La chaise dite alsacienne se caractérise essentiellement par ses pieds divergents et par son dossier décoré et se distingue par conséquent au premier regard des chaises confectionnées dans d’autres régions françaises, dont les pieds sont verticaux et les dossiers peu ornés.

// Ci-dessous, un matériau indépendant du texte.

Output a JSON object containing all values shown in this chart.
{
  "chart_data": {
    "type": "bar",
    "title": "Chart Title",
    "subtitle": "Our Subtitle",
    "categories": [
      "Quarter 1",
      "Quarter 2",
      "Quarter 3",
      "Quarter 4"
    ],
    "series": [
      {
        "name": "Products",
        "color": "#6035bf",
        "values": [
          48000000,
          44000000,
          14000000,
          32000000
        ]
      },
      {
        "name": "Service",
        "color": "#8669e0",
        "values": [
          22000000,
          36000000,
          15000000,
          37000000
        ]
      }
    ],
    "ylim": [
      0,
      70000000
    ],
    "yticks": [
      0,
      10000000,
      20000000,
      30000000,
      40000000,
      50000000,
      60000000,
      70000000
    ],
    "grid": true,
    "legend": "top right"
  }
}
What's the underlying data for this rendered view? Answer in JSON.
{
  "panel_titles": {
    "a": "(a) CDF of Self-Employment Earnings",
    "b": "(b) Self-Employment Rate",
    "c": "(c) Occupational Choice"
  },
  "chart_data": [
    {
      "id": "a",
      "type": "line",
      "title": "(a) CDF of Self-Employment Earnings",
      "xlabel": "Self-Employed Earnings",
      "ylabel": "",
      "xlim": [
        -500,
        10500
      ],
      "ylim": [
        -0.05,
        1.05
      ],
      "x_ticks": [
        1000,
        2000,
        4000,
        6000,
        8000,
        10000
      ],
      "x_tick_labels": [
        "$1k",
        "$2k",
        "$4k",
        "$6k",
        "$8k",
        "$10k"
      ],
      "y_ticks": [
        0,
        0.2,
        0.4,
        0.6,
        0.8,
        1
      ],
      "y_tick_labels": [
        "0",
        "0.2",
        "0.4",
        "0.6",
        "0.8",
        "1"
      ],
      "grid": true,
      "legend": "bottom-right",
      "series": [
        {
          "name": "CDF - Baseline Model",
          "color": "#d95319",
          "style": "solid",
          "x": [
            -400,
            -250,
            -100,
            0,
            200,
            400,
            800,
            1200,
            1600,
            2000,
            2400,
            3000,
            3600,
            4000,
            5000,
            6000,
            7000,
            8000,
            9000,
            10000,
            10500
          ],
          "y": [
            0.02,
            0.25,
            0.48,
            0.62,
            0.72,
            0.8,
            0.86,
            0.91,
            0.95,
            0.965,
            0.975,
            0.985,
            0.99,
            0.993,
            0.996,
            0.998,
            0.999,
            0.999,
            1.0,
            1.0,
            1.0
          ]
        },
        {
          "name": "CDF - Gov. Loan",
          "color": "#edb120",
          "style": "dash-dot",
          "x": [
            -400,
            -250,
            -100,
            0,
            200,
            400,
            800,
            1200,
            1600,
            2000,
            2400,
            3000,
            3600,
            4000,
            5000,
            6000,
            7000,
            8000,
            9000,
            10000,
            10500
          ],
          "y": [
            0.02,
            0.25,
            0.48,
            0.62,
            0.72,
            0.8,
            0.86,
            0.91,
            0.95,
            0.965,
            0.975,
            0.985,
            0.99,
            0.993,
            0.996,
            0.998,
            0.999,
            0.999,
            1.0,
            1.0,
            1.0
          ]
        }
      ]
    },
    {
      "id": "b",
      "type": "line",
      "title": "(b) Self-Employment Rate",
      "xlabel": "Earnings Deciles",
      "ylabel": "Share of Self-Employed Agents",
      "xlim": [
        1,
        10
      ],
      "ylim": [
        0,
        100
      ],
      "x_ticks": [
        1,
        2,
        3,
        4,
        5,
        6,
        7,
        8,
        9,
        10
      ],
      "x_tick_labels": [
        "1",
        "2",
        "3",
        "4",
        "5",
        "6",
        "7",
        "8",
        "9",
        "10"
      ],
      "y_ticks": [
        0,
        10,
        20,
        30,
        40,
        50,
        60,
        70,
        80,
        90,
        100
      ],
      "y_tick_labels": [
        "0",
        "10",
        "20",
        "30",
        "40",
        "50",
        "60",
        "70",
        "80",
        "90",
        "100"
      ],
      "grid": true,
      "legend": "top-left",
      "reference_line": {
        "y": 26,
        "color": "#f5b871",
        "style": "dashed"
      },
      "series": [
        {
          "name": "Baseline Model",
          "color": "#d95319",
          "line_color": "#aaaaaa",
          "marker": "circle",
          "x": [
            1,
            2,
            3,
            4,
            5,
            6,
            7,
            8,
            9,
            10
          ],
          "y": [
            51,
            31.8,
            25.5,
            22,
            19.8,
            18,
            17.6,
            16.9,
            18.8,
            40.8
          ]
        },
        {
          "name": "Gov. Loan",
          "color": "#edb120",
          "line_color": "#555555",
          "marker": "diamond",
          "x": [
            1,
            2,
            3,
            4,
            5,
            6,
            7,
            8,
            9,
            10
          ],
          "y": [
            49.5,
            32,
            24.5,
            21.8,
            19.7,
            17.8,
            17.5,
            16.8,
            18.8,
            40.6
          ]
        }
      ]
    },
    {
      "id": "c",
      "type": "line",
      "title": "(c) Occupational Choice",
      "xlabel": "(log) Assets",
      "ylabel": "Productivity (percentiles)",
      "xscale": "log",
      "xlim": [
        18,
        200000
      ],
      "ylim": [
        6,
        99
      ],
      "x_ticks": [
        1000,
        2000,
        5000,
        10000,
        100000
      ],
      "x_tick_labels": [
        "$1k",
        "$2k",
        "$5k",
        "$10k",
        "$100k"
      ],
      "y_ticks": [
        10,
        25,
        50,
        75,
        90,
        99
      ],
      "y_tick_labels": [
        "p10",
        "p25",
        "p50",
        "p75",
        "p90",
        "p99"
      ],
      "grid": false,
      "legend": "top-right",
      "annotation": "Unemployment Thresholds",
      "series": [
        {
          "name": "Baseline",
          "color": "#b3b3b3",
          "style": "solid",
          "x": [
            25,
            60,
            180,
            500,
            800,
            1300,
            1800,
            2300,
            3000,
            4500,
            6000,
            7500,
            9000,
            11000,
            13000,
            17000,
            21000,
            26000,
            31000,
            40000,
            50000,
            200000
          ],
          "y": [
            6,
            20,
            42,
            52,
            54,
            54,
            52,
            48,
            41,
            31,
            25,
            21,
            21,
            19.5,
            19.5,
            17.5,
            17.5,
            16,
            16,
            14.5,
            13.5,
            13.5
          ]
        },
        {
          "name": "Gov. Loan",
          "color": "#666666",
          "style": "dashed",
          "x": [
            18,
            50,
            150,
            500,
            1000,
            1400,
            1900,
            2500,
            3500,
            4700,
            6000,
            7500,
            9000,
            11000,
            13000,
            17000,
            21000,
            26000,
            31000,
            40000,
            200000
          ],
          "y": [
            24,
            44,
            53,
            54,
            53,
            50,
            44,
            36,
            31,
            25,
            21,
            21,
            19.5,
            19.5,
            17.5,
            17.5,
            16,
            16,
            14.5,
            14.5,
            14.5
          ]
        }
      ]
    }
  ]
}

Comme de nombreux objets appartenant à l’équipement de la maison alsacienne, ce type de meuble était courant du XVIIe à la fin du XIXe siècle en Europe centrale, et plus particulièrement dans l’aire germanophone de ce continent.

Montage des différents éléments

La chaise alsacienne traditionnelle est un assemblage en bois qui se démonte et se remonte aisément, car soigneusement ajusté, comprenant un dossier, une assise sous laquelle sont fixées deux traverses, quatre pieds et deux chevilles[1]. Le bois utilisé est essentiellement du noyer, mais aussi du fruitier comme le merisier, mais parfois aussi du chêne ou du sapin. Sa hauteur totale varie de 60 à 80 cm.

Le dossier est généralement constitué d’une seule planche de bois, légèrement inclinée vers l’arrière, épaisse d’environ 2,5 cm, qui se caractérise par un décor ajouré. Cette pièce de bois, haute de 40 à 50 cm, se prolonge vers le bas par une base non ajourée, elle-même prolongée par deux tenons larges de 5 cm et longues de 7 cm environ, portant chacun une perforation transversale. Ces tenons s’insèrent dans deux mortaises rectangulaires pratiquées à l’arrière de l’assise, ainsi que dans la traverse fixée en-dessous. Le dossier est alors bloqué sous la chaise par deux chevilles qui traversent l’ensemble.

Les traverses sont deux pièces de bois rectangulaires (environ 35 x 8 cm chacune), insérées par un bord dans une rainure en queue d'aronde pratiquée dans l’épaisseur du bois de l’assise.

L’assise, constituée d’une seule pièce de bois, épais d’environ 3 cm, est généralement de forme trapézoïdale, aux bords rectilignes ou ondulés, s’élargissant de l’arrière vers l’avant. Elle présente souvent des angles coupés ou arrondis. Dans l’assise et dans la traverse qui se trouve en-dessous sont pratiqués deux trous rectangulaires pour recevoir les tenons du dossier et quatre perforations circulaires destinées à recevoir les quatre pieds.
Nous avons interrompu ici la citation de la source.